No se fijó entonces en lo encantador que era aquel sitio, ni miró siquiera a la media docena de ovejas que triscaban en el corral. Y tampoco se detuvo cuando alguien le gritó algo que no pudo entender, de modo que lo pilló por sorpresa ver a un perro negro del tamaño de un oso lanzarse hacia él a la carrera.

– ¡Madre mía! -gritó.

La puerta se abrió entonces y Maura salió al porche.

– ¡King!

El perro se detuvo de golpe, pero corría a tal velocidad que patinó hasta chocar con Jefferson, que estuvo a punto de caer al suelo. Atónito, miró la sonriente cara del animal, con una lengua del tamaño de un filete.

Su cabeza le llegaba a la cintura… y debía pesar al menos cien kilos.

– Es un oso.

– Es un sabueso irlandés -lo corrigió Maura-, No quería hacerte daño, sólo iba a saludarte… es un cachorro.

– ¿Y se llama King? ¿Le has puesto mi nombre?

– Sí -contestó ella-, porque también él es un poco sinvergüenza.

Jefferson la miró, estupefacto. En los ojos azules había tantas emociones distintas que no estaba seguro de si iba a besarlo o a tomar una escopeta para echarlo de allí.

– ¿Qué haces aquí?

Era preciosa, pensó. La mujer más fascinante que había conocido nunca. Por su culpa, había tenido que ir a Irlanda cuando no estaba en sus planes sólo para ser tratado como un leproso por sus vecinos.

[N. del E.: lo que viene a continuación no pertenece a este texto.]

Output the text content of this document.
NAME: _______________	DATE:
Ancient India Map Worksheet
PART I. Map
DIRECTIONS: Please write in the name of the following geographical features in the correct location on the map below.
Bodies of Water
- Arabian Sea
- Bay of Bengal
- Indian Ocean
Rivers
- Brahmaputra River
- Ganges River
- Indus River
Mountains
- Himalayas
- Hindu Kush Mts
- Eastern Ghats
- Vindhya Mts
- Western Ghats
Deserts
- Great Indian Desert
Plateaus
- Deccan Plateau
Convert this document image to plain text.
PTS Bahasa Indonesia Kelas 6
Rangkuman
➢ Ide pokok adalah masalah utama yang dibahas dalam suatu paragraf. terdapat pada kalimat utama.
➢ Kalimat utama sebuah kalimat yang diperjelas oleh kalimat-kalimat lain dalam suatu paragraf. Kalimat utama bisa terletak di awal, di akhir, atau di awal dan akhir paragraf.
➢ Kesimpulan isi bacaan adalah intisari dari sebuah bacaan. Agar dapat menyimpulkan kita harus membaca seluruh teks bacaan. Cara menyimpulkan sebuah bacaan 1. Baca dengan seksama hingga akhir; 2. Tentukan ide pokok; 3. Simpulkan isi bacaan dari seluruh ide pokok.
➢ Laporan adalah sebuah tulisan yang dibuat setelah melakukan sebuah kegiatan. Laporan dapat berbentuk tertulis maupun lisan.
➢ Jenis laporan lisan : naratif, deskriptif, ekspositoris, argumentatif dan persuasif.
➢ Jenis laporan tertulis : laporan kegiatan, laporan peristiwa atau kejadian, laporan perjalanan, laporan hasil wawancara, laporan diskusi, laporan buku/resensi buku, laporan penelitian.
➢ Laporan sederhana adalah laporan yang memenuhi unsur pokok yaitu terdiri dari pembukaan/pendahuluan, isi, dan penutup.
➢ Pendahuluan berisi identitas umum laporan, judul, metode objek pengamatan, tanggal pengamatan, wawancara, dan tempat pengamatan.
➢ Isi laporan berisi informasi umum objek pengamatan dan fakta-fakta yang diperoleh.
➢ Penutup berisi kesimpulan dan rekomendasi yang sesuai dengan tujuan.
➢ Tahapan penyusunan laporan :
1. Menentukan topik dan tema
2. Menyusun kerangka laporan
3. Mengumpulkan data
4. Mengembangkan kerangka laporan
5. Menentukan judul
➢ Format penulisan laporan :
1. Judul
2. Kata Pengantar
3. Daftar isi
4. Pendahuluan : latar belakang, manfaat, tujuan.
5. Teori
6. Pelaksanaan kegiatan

– ¿Quieres decir por qué estoy bajo la lluvia frente a la casa de una mujer que no respeta un contrato firmado? Porque yo me estoy preguntando lo mismo.

– Tu gente está pisoteando mi casa en este mismo instante -lo retó ella-, así que yo estoy respetando nuestro contrato mucho mejor que tú.

– Mira, llevo en Irlanda una hora y en ese tiempo me he empapado, se me ha pinchado una rueda, me he manchado los zapatos de barro y he sido insultado por todas y cada una de las personas con las que he intentado entablar conversación. Así que no estoy de humor para soportar oscuras referencias a lo malvado que soy. Si tienes algún problema conmigo -dijo Jefferson, apartándose del perro para acercarse a la puerta-, te rogaría que me lo dijeras claramente para que pueda solucionarlo.

Maura se cruzó de brazos y levantó la barbilla, orgullosa:

– Estoy embarazada. ¿Cómo vas a solucionar eso?